Under a memorandum of understanding, the leader in the American portable computer market, TOSHIBA CORP., will team up with the originator of the Java programming language, SUN MICROSYSTEMS, INC., to develop a mobile network computer system. By adapting Java to the mobile market and drawing on Toshiba's expertise in the hardware end of this business, the prospective partners hope to bring greater flexibility to the work of road warriors. For example, sales people in the field could check the status of orders or place orders from a handheld terminal. Although the main target of the collaboration apparently is Japan, Toshiba and Sun Microsystems initially will gear their work to the U.S. market. Toshiba released its first Java-based network computer at home in January.
The customer support center FUJITSU PC CORP. opened last fall in Memphis, Tennessee (see Japan-U.S. Business Report No. 338, November 1997, p. 2) has a new neighbor, a product configuration center. The Milpitas, California company initially is using the facility to configure its LifeBook series of notebook computers and install software. By midyear, however, the product configuration center will add build-to-order capabilities. That will allow LifeBook buyers to specify for their machines operating system, processor speed, pointing device, screen size and type, hard drive and memory size. Fujitsu PC's goal is to ship out products within 48 hours of receiving orders.

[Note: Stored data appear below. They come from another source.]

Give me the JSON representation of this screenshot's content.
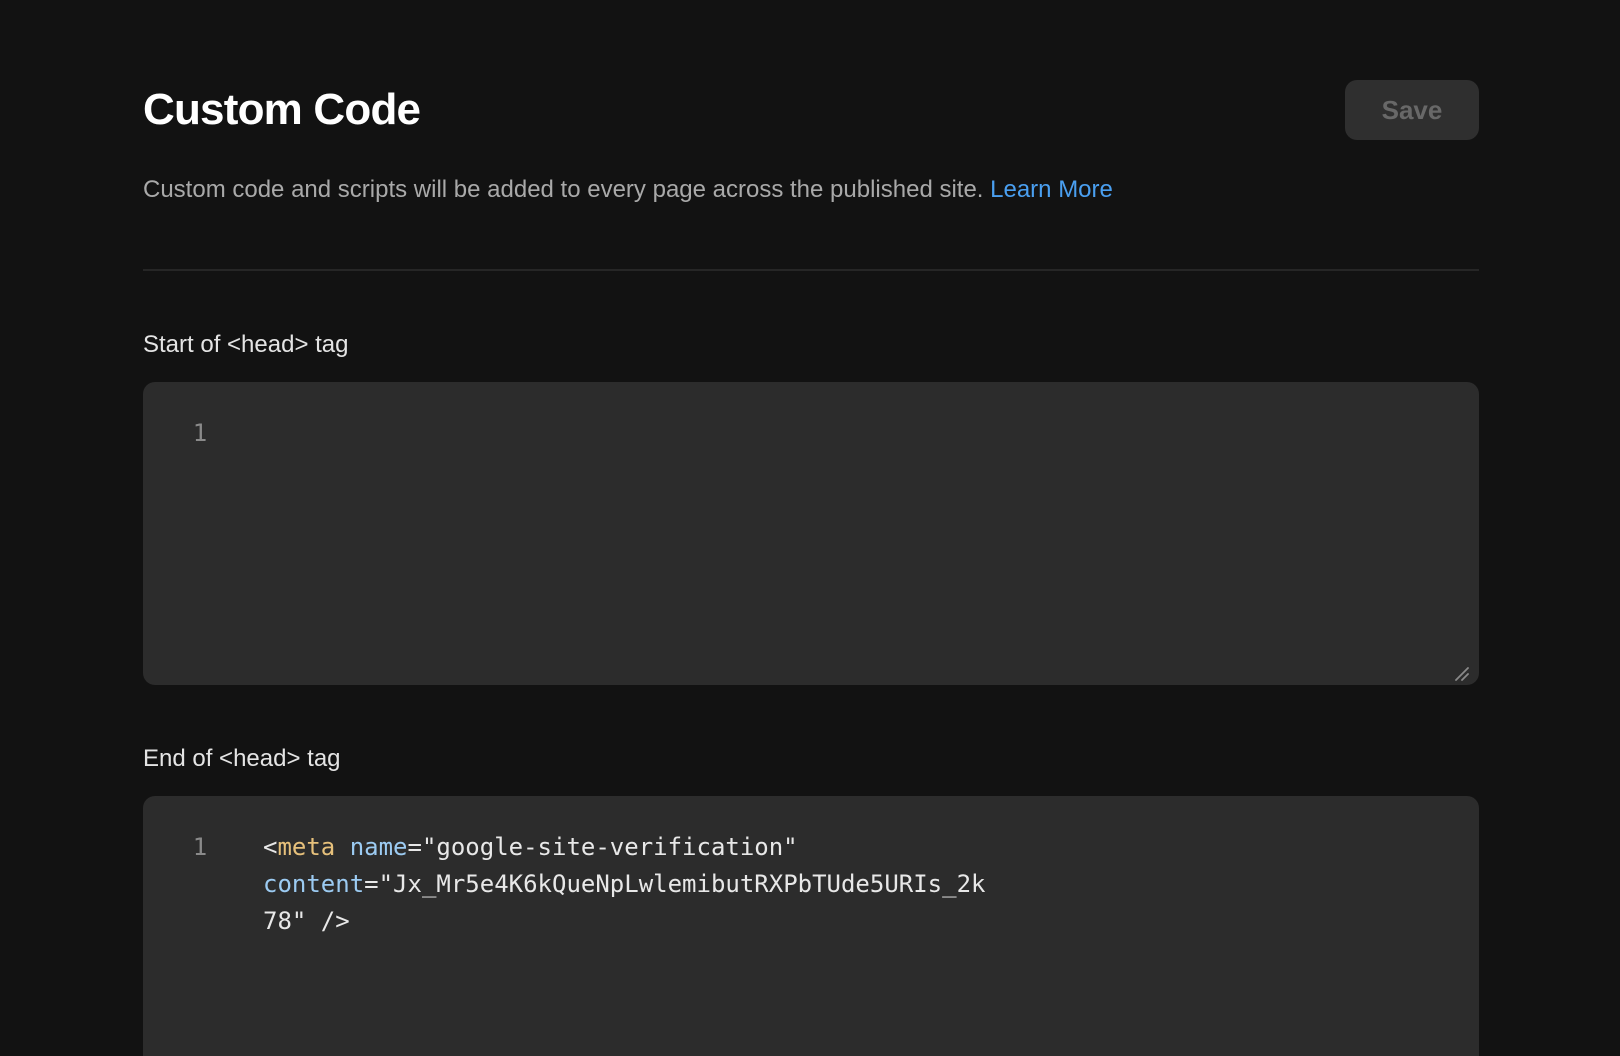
{
  "header": {
    "title": "Custom Code",
    "save_label": "Save"
  },
  "description": {
    "text": "Custom code and scripts will be added to every page across the published site. ",
    "link_label": "Learn More"
  },
  "sections": {
    "head_start": {
      "label": "Start of <head> tag",
      "line_numbers": [
        "1"
      ]
    },
    "head_end": {
      "label": "End of <head> tag",
      "line_numbers": [
        "1"
      ],
      "code": {
        "line1_open": "<",
        "line1_tag": "meta",
        "line1_attr": "name",
        "line1_eq": "=",
        "line1_value": "\"google-site-verification\"",
        "line2_attr": "content",
        "line2_eq": "=",
        "line2_value": "\"Jx_Mr5e4K6kQueNpLwlemibutRXPbTUde5URIs_2k",
        "line3_value": "78\"",
        "line3_close": " />"
      }
    }
  },
  "colors": {
    "background": "#121212",
    "editor_background": "#2c2c2c",
    "accent_link": "#4a9ff0",
    "code_tag": "#e6c07b",
    "code_attr": "#9ccbf2"
  },
  "icons": {
    "resize": "resize-handle-icon"
  }
}
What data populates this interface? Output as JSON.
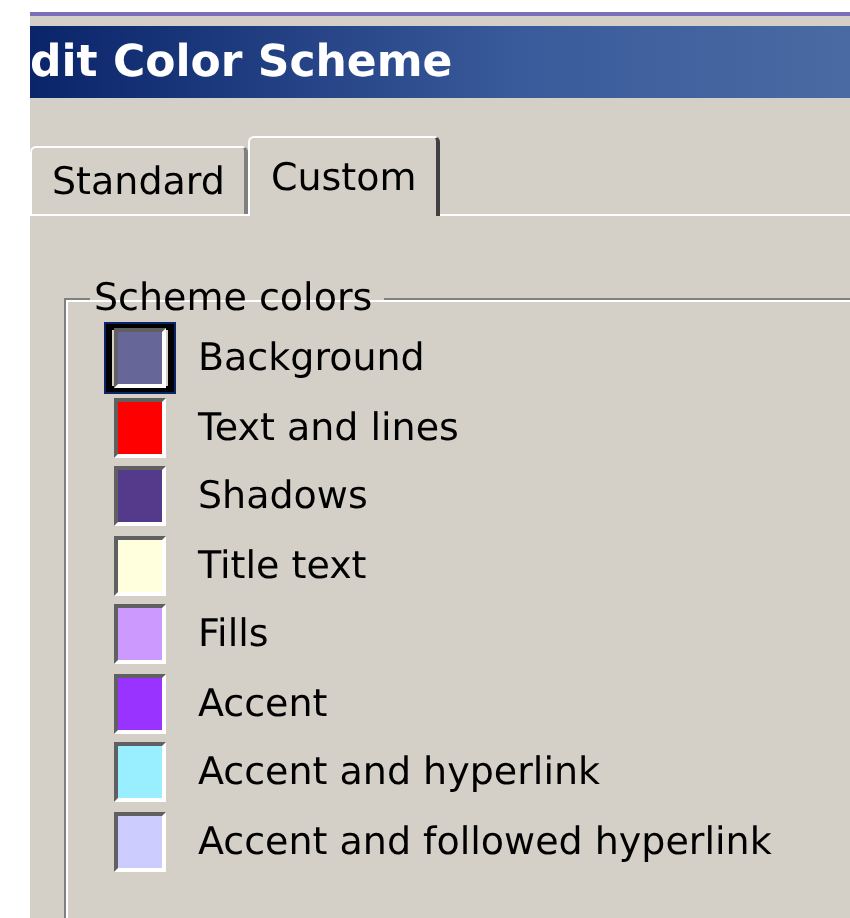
{
  "window": {
    "title": "dit Color Scheme"
  },
  "tabs": [
    {
      "label": "Standard",
      "selected": false
    },
    {
      "label": "Custom",
      "selected": true
    }
  ],
  "group": {
    "title": "Scheme colors",
    "items": [
      {
        "label": "Background",
        "color": "#666699",
        "selected": true
      },
      {
        "label": "Text and lines",
        "color": "#ff0000",
        "selected": false
      },
      {
        "label": "Shadows",
        "color": "#553a8c",
        "selected": false
      },
      {
        "label": "Title text",
        "color": "#ffffdd",
        "selected": false
      },
      {
        "label": "Fills",
        "color": "#cc99ff",
        "selected": false
      },
      {
        "label": "Accent",
        "color": "#9933ff",
        "selected": false
      },
      {
        "label": "Accent and hyperlink",
        "color": "#99eeff",
        "selected": false
      },
      {
        "label": "Accent and followed hyperlink",
        "color": "#ccccff",
        "selected": false
      }
    ]
  }
}
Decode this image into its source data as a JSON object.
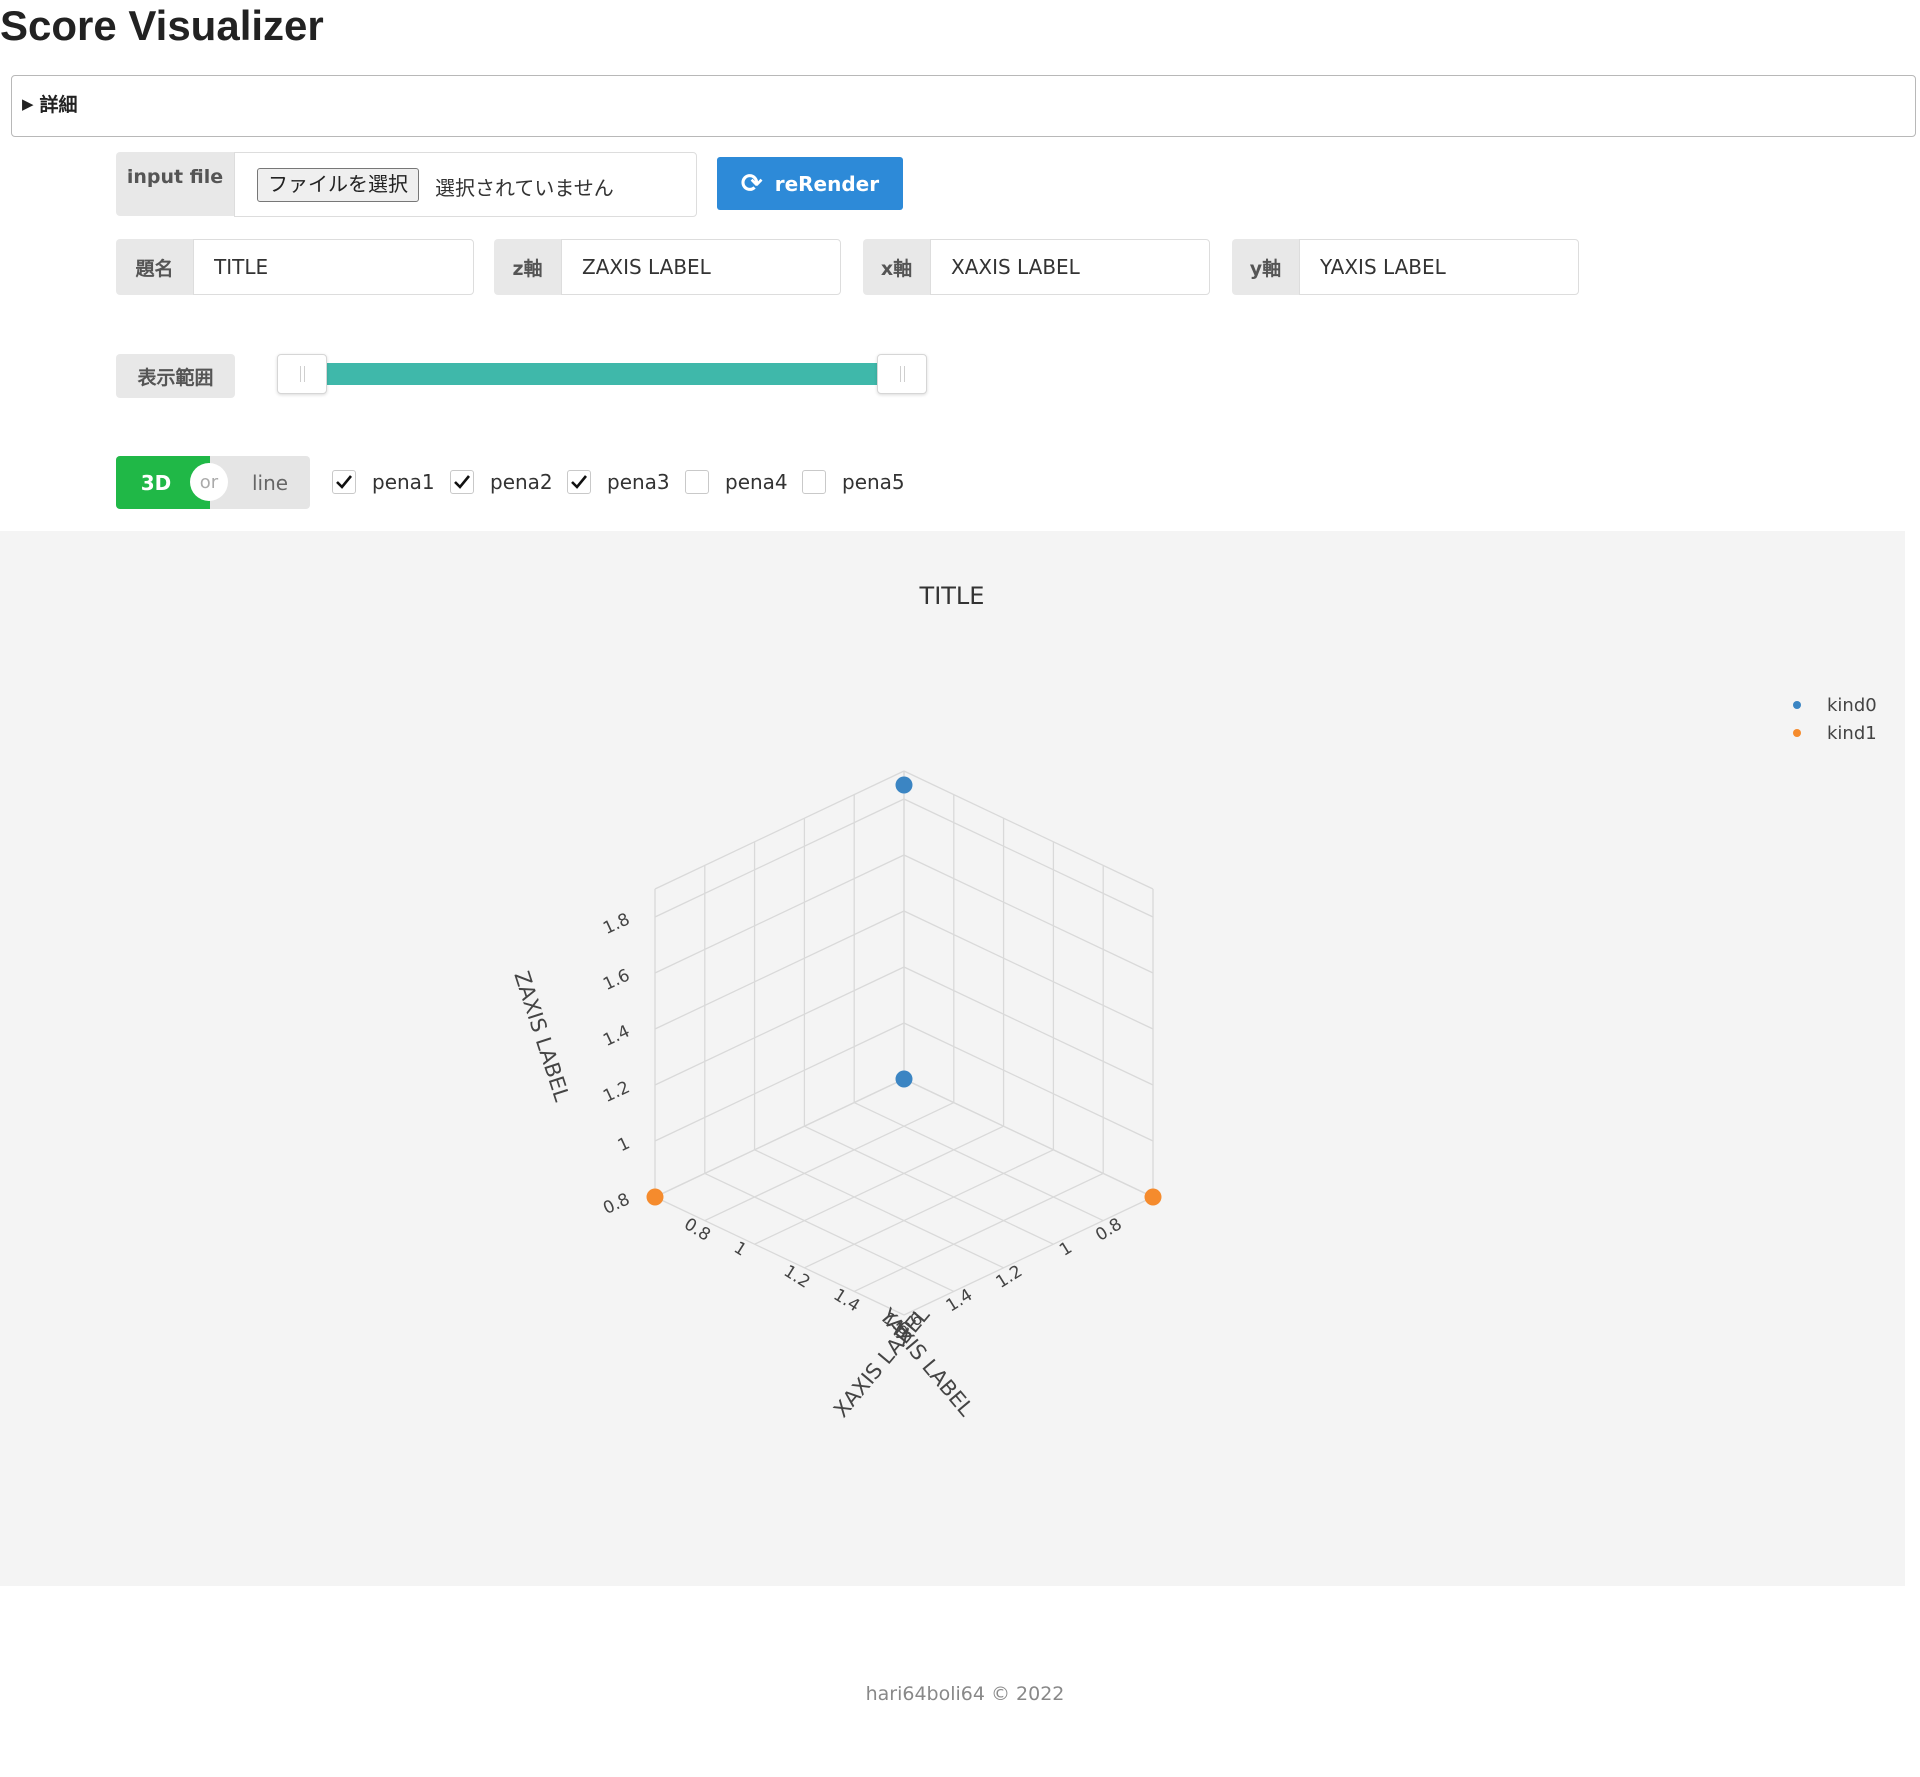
{
  "app": {
    "title": "Score Visualizer"
  },
  "details": {
    "summary": "詳細"
  },
  "file": {
    "label": "input file",
    "button_label": "ファイルを選択",
    "status": "選択されていません"
  },
  "rerender": {
    "label": "reRender",
    "icon": "refresh-icon"
  },
  "fields": {
    "title": {
      "label": "題名",
      "value": "TITLE"
    },
    "z": {
      "label": "z軸",
      "value": "ZAXIS LABEL"
    },
    "x": {
      "label": "x軸",
      "value": "XAXIS LABEL"
    },
    "y": {
      "label": "y軸",
      "value": "YAXIS LABEL"
    }
  },
  "range": {
    "label": "表示範囲",
    "min_fraction": 0.0,
    "max_fraction": 1.0
  },
  "mode_toggle": {
    "on_label": "3D",
    "or_label": "or",
    "off_label": "line",
    "selected": "3D"
  },
  "penalties": [
    {
      "label": "pena1",
      "checked": true
    },
    {
      "label": "pena2",
      "checked": true
    },
    {
      "label": "pena3",
      "checked": true
    },
    {
      "label": "pena4",
      "checked": false
    },
    {
      "label": "pena5",
      "checked": false
    }
  ],
  "chart_data": {
    "type": "scatter",
    "title": "TITLE",
    "xlabel": "XAXIS LABEL",
    "ylabel": "YAXIS LABEL",
    "zlabel": "ZAXIS LABEL",
    "xlim": [
      0.8,
      1.8
    ],
    "ylim": [
      0.8,
      1.8
    ],
    "zlim": [
      0.8,
      1.9
    ],
    "x_ticks": [
      "0.8",
      "1",
      "1.2",
      "1.4",
      "1.6"
    ],
    "y_ticks": [
      "0.8",
      "1",
      "1.2",
      "1.4",
      "1.6"
    ],
    "z_ticks": [
      "0.8",
      "1",
      "1.2",
      "1.4",
      "1.6",
      "1.8"
    ],
    "grid": true,
    "legend_position": "top-right",
    "series": [
      {
        "name": "kind0",
        "color": "#3b85c3",
        "points": [
          {
            "x": 0.8,
            "y": 0.8,
            "z": 1.85
          },
          {
            "x": 0.8,
            "y": 0.8,
            "z": 0.8
          }
        ]
      },
      {
        "name": "kind1",
        "color": "#f58b2d",
        "points": [
          {
            "x": 0.8,
            "y": 1.8,
            "z": 0.8
          },
          {
            "x": 1.8,
            "y": 0.8,
            "z": 0.8
          }
        ]
      }
    ]
  },
  "footer": {
    "text": "hari64boli64 © 2022"
  }
}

Convinced that many Americans want a computer simply to write and communicate rather than compute, BROTHER INDUSTRIES, LTD.'s Somerset, New Jersey subsidiary introduced the Geobook NB-80C laptop. For $800, or about half what a standard low-end notebook costs, buyers gain access to the World Wide Web, the Internet, electronic mail, calendars, spreadsheets and address books via a machine with a 33-kilobit modem, a 1.44-megabyte floppy drive, a full-size keyboard and a color VGA (video graphics array) 10.4-inch display. The pricing differential primarily reflects the fact that the Geobook does not use the Windows operating system, which eliminates the need for a hard drive and an expensive processor.
Hoping that lower prices will jump-start sales of its notebook computers, Milpitas, California-based HITACHI PC CORP. lowered prices on five of its models by as much as 20 percent. Covered by the cuts were the high-end VisionBook Pro 7580 and 7590, the VisionBook Plus 5260 and 5280 value notebooks and the VisionBook Traveler mininotebook. The least-expensive VisionBook now starts at just under $1,600.
HITACHI, LTD. also is trying to gain an early lead in the emerging U.S. market for handheld personal computers running Windows CE 2.0. Its HITACHI HOME ELECTRONICS (AMERICA), INC. subsidiary has on the market what is said to be the first color unit with an oversized screen (8.1 inches measured diagonally) and a desktop-like 74-key keyboard. The $1,000 or so HPW-200EC, which weighs less than 2 pounds with its battery pack, is powered by a 100-megahertz version of the Hitachi SuperH SH3 32-bit RISC (reduced instruction-set computing) processor. Hitachi Home Electronics also is marketing a new monochrome handheld PC, the HPW- 20E8M, for around $600.
Smart cards and flash memory now are used predominantly in digital cameras and personal digital assistants. TOSHIBA CORP. and FISCHER INTERNATIONAL SYSTEMS CORP. of Naples, Florida plan to bring this technology to PCs. They formed SMARTDISK CORP., also headquartered in Naples, to make and market an adapter that allows any PC with a floppy drive to read and write data to and from Toshiba's SmartMedia flash memory cards and smart cards. The Smarty smart card reader/writer and the FlashPath SmartMedia reader/writer will be manufactured in the United States and the Philippines for worldwide sale. Both products have the same dimensions as a floppy disk and work from a floppy drive. Fischer is providing the technology for the adapters, while Toshiba is contributing its manufacturing expertise and international marketing presence. Toshiba currently has a 40 percent interest in SmartDisk, which started up with a staff of 30, but it expects to bring in other Japanese investors.
As part of a strategic alliance, audio equipment manufacturer AIWA CO., LTD. invested an undisclosed amount in CASTLEWOOD SYSTEMS, INC., the developer of the ORB removable disk drive. Incorporating new magnetoresistive head technology, the drive has a storage capacity of 2.16 gigabytes and a sustained data transfer rate of 12.2 megabytes per second, which is claimed to be the fastest speed of any removable media product now available. The Pleasanton, California company will begin shipping four versions of its ORB drive this spring. The two external configurations will be priced around $200 each, while the 2.16-gigabyte disk will go for $30 or so.
An exchange rate of ¥129=$1.00 was used in this report.